Oracle has agreed to buy business intelligence (BI) heavyweight Hyperion Solutions for US$3.3 billion in cash. The move follows SAP’s acquisition of BI vendor Pilot Software last month, illustrating the trend among enterprise resource planning (ERP) providers to enhance their operational backbone products with performance management, a subsector in the business intelligence space.

“Vendors like SAP and Oracle have realized that they can develop systems that gather the best and most detailed information possible,” Sheryl Kingstone, a Yankee Group analyst, told CRM Buyer. “However, if the users can’t selectively retrieve and analyze this information, the ERP systems ultimately offer only a limited value.”

Aligning Strategic Planning

In other words, the Pilot Software and Hyperion acquisitions are intended to align strategic planning with operational functions.

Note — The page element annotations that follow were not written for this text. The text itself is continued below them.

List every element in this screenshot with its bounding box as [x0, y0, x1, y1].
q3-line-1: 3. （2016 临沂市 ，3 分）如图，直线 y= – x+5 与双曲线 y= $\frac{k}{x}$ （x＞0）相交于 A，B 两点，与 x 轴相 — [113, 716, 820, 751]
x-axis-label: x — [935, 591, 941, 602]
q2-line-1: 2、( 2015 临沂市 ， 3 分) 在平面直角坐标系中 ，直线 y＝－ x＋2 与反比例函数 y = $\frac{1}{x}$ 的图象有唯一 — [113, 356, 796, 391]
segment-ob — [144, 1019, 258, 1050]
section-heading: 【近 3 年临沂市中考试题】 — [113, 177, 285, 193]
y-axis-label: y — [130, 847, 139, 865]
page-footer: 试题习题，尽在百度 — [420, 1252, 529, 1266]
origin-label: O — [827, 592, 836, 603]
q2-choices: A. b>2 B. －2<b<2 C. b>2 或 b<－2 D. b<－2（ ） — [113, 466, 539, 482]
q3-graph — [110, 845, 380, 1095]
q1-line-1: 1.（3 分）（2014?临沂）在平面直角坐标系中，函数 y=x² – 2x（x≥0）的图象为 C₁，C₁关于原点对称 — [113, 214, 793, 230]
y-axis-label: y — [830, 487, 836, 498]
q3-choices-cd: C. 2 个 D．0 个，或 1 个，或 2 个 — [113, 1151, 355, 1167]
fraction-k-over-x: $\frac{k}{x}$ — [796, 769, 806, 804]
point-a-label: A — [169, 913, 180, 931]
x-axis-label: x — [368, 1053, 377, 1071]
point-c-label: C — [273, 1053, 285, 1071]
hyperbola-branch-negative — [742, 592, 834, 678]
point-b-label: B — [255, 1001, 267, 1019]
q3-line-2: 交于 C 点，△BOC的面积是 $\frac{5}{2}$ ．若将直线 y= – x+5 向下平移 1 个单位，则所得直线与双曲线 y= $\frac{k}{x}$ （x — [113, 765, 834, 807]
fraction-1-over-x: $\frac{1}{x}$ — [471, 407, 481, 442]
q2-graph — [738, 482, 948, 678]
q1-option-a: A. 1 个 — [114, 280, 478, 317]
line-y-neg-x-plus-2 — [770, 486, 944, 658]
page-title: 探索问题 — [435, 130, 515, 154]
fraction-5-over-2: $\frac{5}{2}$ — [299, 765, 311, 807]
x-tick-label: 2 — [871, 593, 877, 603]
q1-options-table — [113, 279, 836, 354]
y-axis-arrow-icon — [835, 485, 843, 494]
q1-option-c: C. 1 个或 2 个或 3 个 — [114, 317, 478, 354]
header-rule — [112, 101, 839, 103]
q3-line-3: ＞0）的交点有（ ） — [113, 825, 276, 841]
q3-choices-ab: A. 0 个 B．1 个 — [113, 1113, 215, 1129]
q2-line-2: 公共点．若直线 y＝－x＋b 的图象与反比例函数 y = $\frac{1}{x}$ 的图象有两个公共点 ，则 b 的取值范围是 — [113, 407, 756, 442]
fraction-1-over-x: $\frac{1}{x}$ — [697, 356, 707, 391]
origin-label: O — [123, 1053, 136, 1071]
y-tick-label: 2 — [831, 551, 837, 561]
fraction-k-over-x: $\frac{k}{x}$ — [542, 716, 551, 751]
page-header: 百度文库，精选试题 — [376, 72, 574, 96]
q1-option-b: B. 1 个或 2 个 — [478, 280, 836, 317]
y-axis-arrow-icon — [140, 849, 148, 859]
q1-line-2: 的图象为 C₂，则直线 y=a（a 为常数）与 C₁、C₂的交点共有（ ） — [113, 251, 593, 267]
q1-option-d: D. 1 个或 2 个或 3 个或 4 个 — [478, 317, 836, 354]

Consider Hyperion’s latest release, rolled out earlier this week. It is a suite of financial management applications integrated with a BI platform that gives users the ability to collect, organize, analyze and distribute data. One of the application’s features allows users to align planning scenarios, operational plans and financial processes.

Both SAP and Oracle have developed their own BI tools over the last few years. These acquisitions should further build out capabilities, specifically in performance management, Kingstone added.

“Oracle has been investing in BI for the last three years,” she said. “But when you are talking about real enterprise performance management, that is where the best of breed companies have really differentiated themselves.”

“Hyperion’s EPM (enterprise performance management) software coupled with Oracle’s Business Intelligence tools and analytic applications form an end-to-end performance management system that includes planning, budgeting, consolidation, operational analytics and compliance reporting,” Oracle CEO Larry Ellison said describing the benefits of layering Hyperion’s functionality with its own in-house development.

BI Consolidation

The purchase of Hyperion, which is considered to be among the lead vendors in performance management BI along with Business Objects and Cognos, will jump start in this category a longstanding trend that has been underway in the software industry for years: namely, consolidation.

Already enterprise performance management and business intelligence are becoming a single market, according to Cliff Longman, CTO of information management company Kalido. This high-profile acquisition by Oracle will rapidly drive further market consolidation, he told CRM Buyer.

In one way, that would be good for buyers. “It has been an interesting environment for buyers for some time. People are trying to standardize on a single vendor and to date it has not been possible to that in the BI and EPM markets, where three or four big players still dominate,” he said, including Microsoft, SAP, IBM and Oracle in that group.

At the same time, however, buyers would then be confronted with the same suite versus best of breed trade off that exists in all software categories. “The industry has not reached a level of interoperability necessary to integrate various application,” Longman noted. “By going with a single vendor, the company then has to accept whatever features and functions the vendor has chosen to offer.”

Shopping Spree

The Hyperion deal is the latest in a string of acquisitions by Oracle, a group that includes PeopleSoft HR, Siebel CRM, G-Log, Demantra and i-flex. The company’s Fusion approach — a middleware system under development that will tie these various applications and their platforms together — will likely be extended at some point to include Hyperion as well.

This transaction is expected to be accretive to Oracle’s earnings on a non-GAAP basis by at least 1 cent per share in fiscal year 2008 and by at least 4 cents per share in fiscal 2009, according to Oracle President and CFO Safra Catz. The deal, which is subject to customary conditions, should close in April 2007.